Against the backdrop of a growing threat, the Government has recently agreed to an expansion of the NCSC from 25 to 45 staff over the next 18 months, and to 70 within five years. A significant package of other measures to further strengthen the capacity of the NCSC to respond to the growing threat from cyber criminals was also agreed by government, including the development of legislation to establish the NCSC on a statutory basis with a set of formal powers and a legal mandate. A five-year technology strategy for the NCSC that scopes its internal requirements and its relationship with academia and industry will also be developed.
In addition to the recruitment of 20 additional fulltime roles, a cybersecurity graduate training programme will be initiated by the NCSC in 2021, with four computer science graduates recruited each year on contracts of three years duration. Staff in my department are already progressing these measures and will work closely with the departments of Defence, Foreign Affairs and Justice, the Office of the Government Chief Information Officer, An Garda Síochána and the Defence Forces, and with all relevant partners to further enhance cybersecurity and resilience in the public sector.
Cybersecurity is a global challenge which can only be addressed through collective action.
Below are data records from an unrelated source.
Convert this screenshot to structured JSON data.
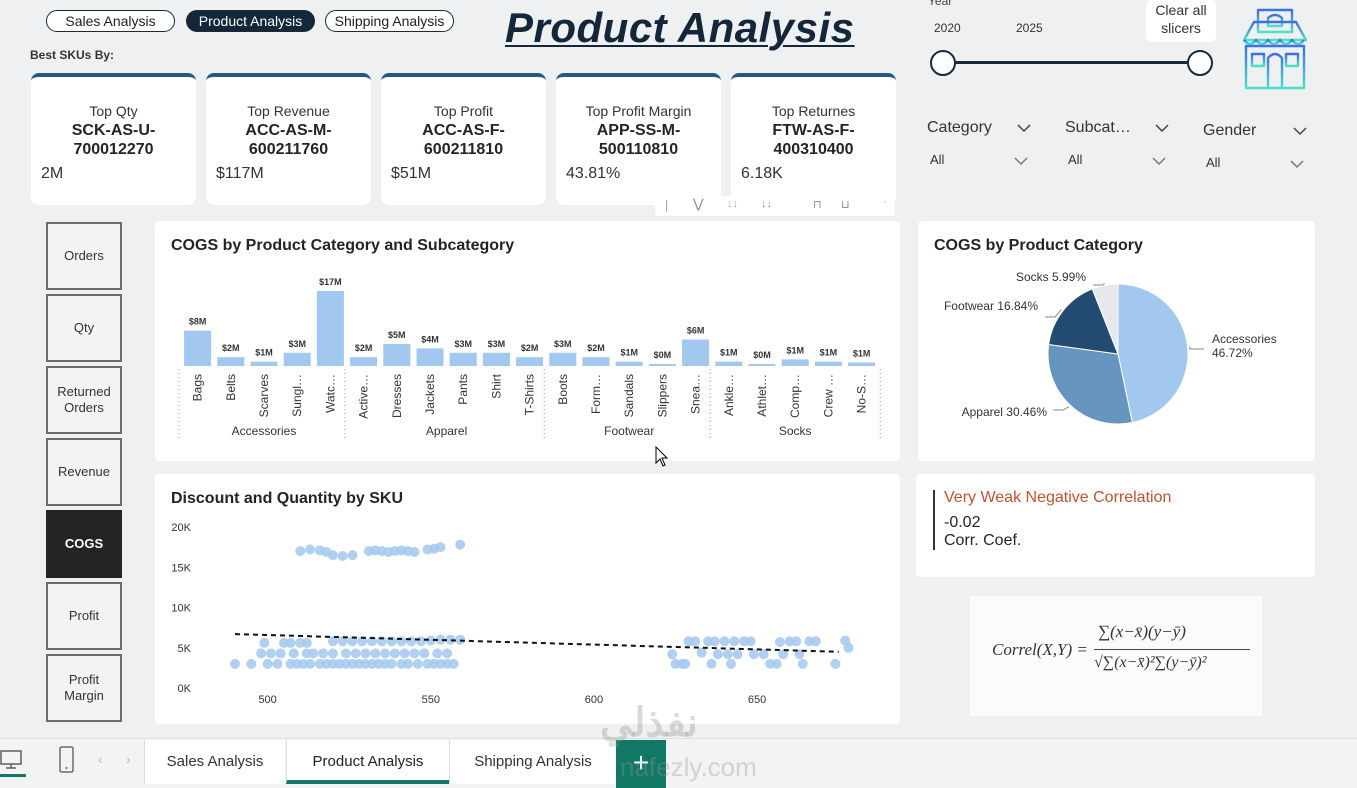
{
  "nav": {
    "pills": [
      {
        "label": "Sales Analysis",
        "active": false
      },
      {
        "label": "Product Analysis",
        "active": true
      },
      {
        "label": "Shipping Analysis",
        "active": false
      }
    ]
  },
  "header": {
    "title": "Product Analysis",
    "best_skus_label": "Best SKUs By:"
  },
  "kpis": [
    {
      "title": "Top Qty",
      "sku_line1": "SCK-AS-U-",
      "sku_line2": "700012270",
      "value": "2M"
    },
    {
      "title": "Top Revenue",
      "sku_line1": "ACC-AS-M-",
      "sku_line2": "600211760",
      "value": "$117M"
    },
    {
      "title": "Top Profit",
      "sku_line1": "ACC-AS-F-",
      "sku_line2": "600211810",
      "value": "$51M"
    },
    {
      "title": "Top Profit Margin",
      "sku_line1": "APP-SS-M-",
      "sku_line2": "500110810",
      "value": "43.81%"
    },
    {
      "title": "Top Returnes",
      "sku_line1": "FTW-AS-F-",
      "sku_line2": "400310400",
      "value": "6.18K"
    }
  ],
  "slicers": {
    "year": {
      "label": "Year",
      "start": "2020",
      "end": "2025",
      "range_fraction": [
        0,
        1
      ]
    },
    "clear_all_label_1": "Clear all",
    "clear_all_label_2": "slicers",
    "category": {
      "label": "Category",
      "value": "All"
    },
    "subcategory": {
      "label": "Subcat…",
      "value": "All"
    },
    "gender": {
      "label": "Gender",
      "value": "All"
    }
  },
  "measures": [
    {
      "label": "Orders",
      "active": false
    },
    {
      "label": "Qty",
      "active": false
    },
    {
      "label": "Returned Orders",
      "active": false
    },
    {
      "label": "Revenue",
      "active": false
    },
    {
      "label": "COGS",
      "active": true
    },
    {
      "label": "Profit",
      "active": false
    },
    {
      "label": "Profit Margin",
      "active": false
    }
  ],
  "correlation": {
    "title": "Very Weak Negative Correlation",
    "value": "-0.02",
    "label": "Corr. Coef.",
    "formula_lhs": "Correl(X,Y) =",
    "formula_num": "∑(x−x̄)(y−ȳ)",
    "formula_den": "√∑(x−x̄)²∑(y−ȳ)²"
  },
  "page_tabs": [
    {
      "label": "Sales Analysis",
      "active": false
    },
    {
      "label": "Product Analysis",
      "active": true
    },
    {
      "label": "Shipping Analysis",
      "active": false
    }
  ],
  "add_tab_label": "+",
  "watermark": {
    "line1": "نفذلي",
    "line2": "nafezly.com"
  },
  "colors": {
    "accent_dark": "#14273a",
    "bar": "#a3c8ef",
    "pie": [
      "#a3c8ef",
      "#6695bf",
      "#234a70",
      "#e5e9ed"
    ],
    "corr_title": "#c0532f",
    "tab_accent": "#117865"
  },
  "chart_data": [
    {
      "type": "bar",
      "title": "COGS by Product Category and Subcategory",
      "groups": [
        {
          "name": "Accessories",
          "categories": [
            "Bags",
            "Belts",
            "Scarves",
            "Sungl…",
            "Watc…"
          ],
          "values": [
            8,
            2,
            1,
            3,
            17
          ],
          "labels": [
            "$8M",
            "$2M",
            "$1M",
            "$3M",
            "$17M"
          ]
        },
        {
          "name": "Apparel",
          "categories": [
            "Active…",
            "Dresses",
            "Jackets",
            "Pants",
            "Shirt",
            "T-Shirts"
          ],
          "values": [
            2,
            5,
            4,
            3,
            3,
            2
          ],
          "labels": [
            "$2M",
            "$5M",
            "$4M",
            "$3M",
            "$3M",
            "$2M"
          ]
        },
        {
          "name": "Footwear",
          "categories": [
            "Boots",
            "Form…",
            "Sandals",
            "Slippers",
            "Snea…"
          ],
          "values": [
            3,
            2,
            1,
            0.2,
            6
          ],
          "labels": [
            "$3M",
            "$2M",
            "$1M",
            "$0M",
            "$6M"
          ]
        },
        {
          "name": "Socks",
          "categories": [
            "Ankle…",
            "Athlet…",
            "Comp…",
            "Crew …",
            "No-S…"
          ],
          "values": [
            1,
            0.3,
            1.5,
            1,
            0.8
          ],
          "labels": [
            "$1M",
            "$0M",
            "$1M",
            "$1M",
            "$1M"
          ]
        }
      ],
      "ylabel": "COGS ($M)",
      "ylim": [
        0,
        17
      ]
    },
    {
      "type": "pie",
      "title": "COGS by Product Category",
      "slices": [
        {
          "label": "Accessories",
          "value": 46.72,
          "text": "Accessories 46.72%"
        },
        {
          "label": "Apparel",
          "value": 30.46,
          "text": "Apparel 30.46%"
        },
        {
          "label": "Footwear",
          "value": 16.84,
          "text": "Footwear 16.84%"
        },
        {
          "label": "Socks",
          "value": 5.99,
          "text": "Socks 5.99%"
        }
      ]
    },
    {
      "type": "scatter",
      "title": "Discount and Quantity by SKU",
      "xlim": [
        490,
        680
      ],
      "ylim": [
        0,
        20000
      ],
      "xticks": [
        500,
        550,
        600,
        650
      ],
      "xtick_labels": [
        "500",
        "550",
        "600",
        "650"
      ],
      "yticks": [
        0,
        5000,
        10000,
        15000,
        20000
      ],
      "ytick_labels": [
        "0K",
        "5K",
        "10K",
        "15K",
        "20K"
      ],
      "trendline": {
        "x": [
          490,
          675
        ],
        "y": [
          6700,
          4500
        ]
      },
      "points": [
        [
          510,
          17000
        ],
        [
          513,
          17200
        ],
        [
          516,
          17100
        ],
        [
          518,
          16900
        ],
        [
          520,
          16500
        ],
        [
          523,
          16400
        ],
        [
          526,
          16500
        ],
        [
          531,
          17000
        ],
        [
          533,
          17100
        ],
        [
          535,
          17000
        ],
        [
          537,
          16900
        ],
        [
          539,
          17000
        ],
        [
          541,
          17100
        ],
        [
          543,
          17000
        ],
        [
          545,
          16900
        ],
        [
          549,
          17200
        ],
        [
          551,
          17300
        ],
        [
          553,
          17500
        ],
        [
          559,
          17800
        ],
        [
          495,
          3000
        ],
        [
          500,
          3000
        ],
        [
          503,
          3000
        ],
        [
          507,
          3000
        ],
        [
          509,
          3000
        ],
        [
          511,
          3000
        ],
        [
          513,
          3000
        ],
        [
          516,
          3000
        ],
        [
          518,
          3000
        ],
        [
          520,
          3000
        ],
        [
          522,
          3000
        ],
        [
          524,
          3000
        ],
        [
          526,
          3000
        ],
        [
          528,
          3000
        ],
        [
          530,
          3000
        ],
        [
          532,
          3000
        ],
        [
          534,
          3000
        ],
        [
          536,
          3000
        ],
        [
          538,
          3000
        ],
        [
          541,
          3000
        ],
        [
          543,
          3000
        ],
        [
          546,
          3000
        ],
        [
          549,
          3000
        ],
        [
          551,
          3000
        ],
        [
          553,
          3000
        ],
        [
          555,
          3000
        ],
        [
          557,
          3000
        ],
        [
          490,
          3000
        ],
        [
          498,
          4300
        ],
        [
          501,
          4300
        ],
        [
          504,
          4300
        ],
        [
          508,
          4300
        ],
        [
          512,
          4300
        ],
        [
          514,
          4300
        ],
        [
          517,
          4300
        ],
        [
          520,
          4300
        ],
        [
          524,
          4300
        ],
        [
          527,
          4300
        ],
        [
          530,
          4300
        ],
        [
          533,
          4300
        ],
        [
          536,
          4300
        ],
        [
          539,
          4300
        ],
        [
          542,
          4300
        ],
        [
          545,
          4300
        ],
        [
          548,
          4300
        ],
        [
          552,
          4300
        ],
        [
          555,
          4300
        ],
        [
          499,
          5600
        ],
        [
          505,
          5600
        ],
        [
          507,
          5600
        ],
        [
          510,
          5600
        ],
        [
          512,
          5600
        ],
        [
          520,
          5800
        ],
        [
          523,
          5800
        ],
        [
          526,
          5800
        ],
        [
          529,
          5800
        ],
        [
          532,
          5800
        ],
        [
          535,
          5800
        ],
        [
          538,
          5800
        ],
        [
          541,
          5800
        ],
        [
          544,
          5800
        ],
        [
          547,
          5800
        ],
        [
          550,
          5900
        ],
        [
          553,
          6000
        ],
        [
          556,
          6000
        ],
        [
          559,
          6000
        ],
        [
          624,
          4200
        ],
        [
          625,
          3000
        ],
        [
          627,
          3000
        ],
        [
          628,
          3000
        ],
        [
          629,
          5800
        ],
        [
          631,
          5800
        ],
        [
          633,
          4400
        ],
        [
          635,
          5800
        ],
        [
          636,
          3000
        ],
        [
          637,
          5800
        ],
        [
          638,
          4200
        ],
        [
          640,
          5800
        ],
        [
          641,
          4200
        ],
        [
          642,
          3000
        ],
        [
          643,
          5800
        ],
        [
          644,
          4200
        ],
        [
          646,
          5800
        ],
        [
          648,
          5800
        ],
        [
          649,
          4200
        ],
        [
          652,
          4200
        ],
        [
          654,
          3000
        ],
        [
          656,
          3000
        ],
        [
          657,
          5700
        ],
        [
          658,
          4200
        ],
        [
          660,
          5800
        ],
        [
          662,
          5800
        ],
        [
          663,
          4200
        ],
        [
          664,
          3000
        ],
        [
          666,
          5800
        ],
        [
          668,
          5800
        ],
        [
          674,
          3000
        ],
        [
          677,
          5900
        ],
        [
          678,
          5000
        ]
      ]
    }
  ]
}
I was heartened by the significant assistance the NCSC received from partners in the EU, the UK, and the US in response to the HSE incident, for which we are very appreciative. I also welcome that the European Council has condemned the recent malicious cyber activities against member states including Ireland.
Ireland also spoke recently at the UN Security Council about the damaging impact of malicious cyber activities which can threaten international peace and security. Ireland is working closely and proactively at UN level to promote a secure, safe, open, and free internet, firmly grounded in the application of international law in cyber space and norms of responsible state behaviour. It is also important that States take appropriate actions against actors conducting such activities from their territory.
The Government is also working with EU partners on the timely review of the Network and Information Security Directive, recognising that the threat landscape has evolved considerably since 2016, to ensure an appropriate regulatory framework is in place across the EU to safeguard essential services and digital platforms from cyber threats. This reflects Ireland’s long-standing support for the EU vision of cyberspace grounded in the rule of law, human rights, fundamental freedoms, and democratic values. International cooperation between states, with international organisations and involving industry is essential to keeping cyberspace global, open, stable, and secure.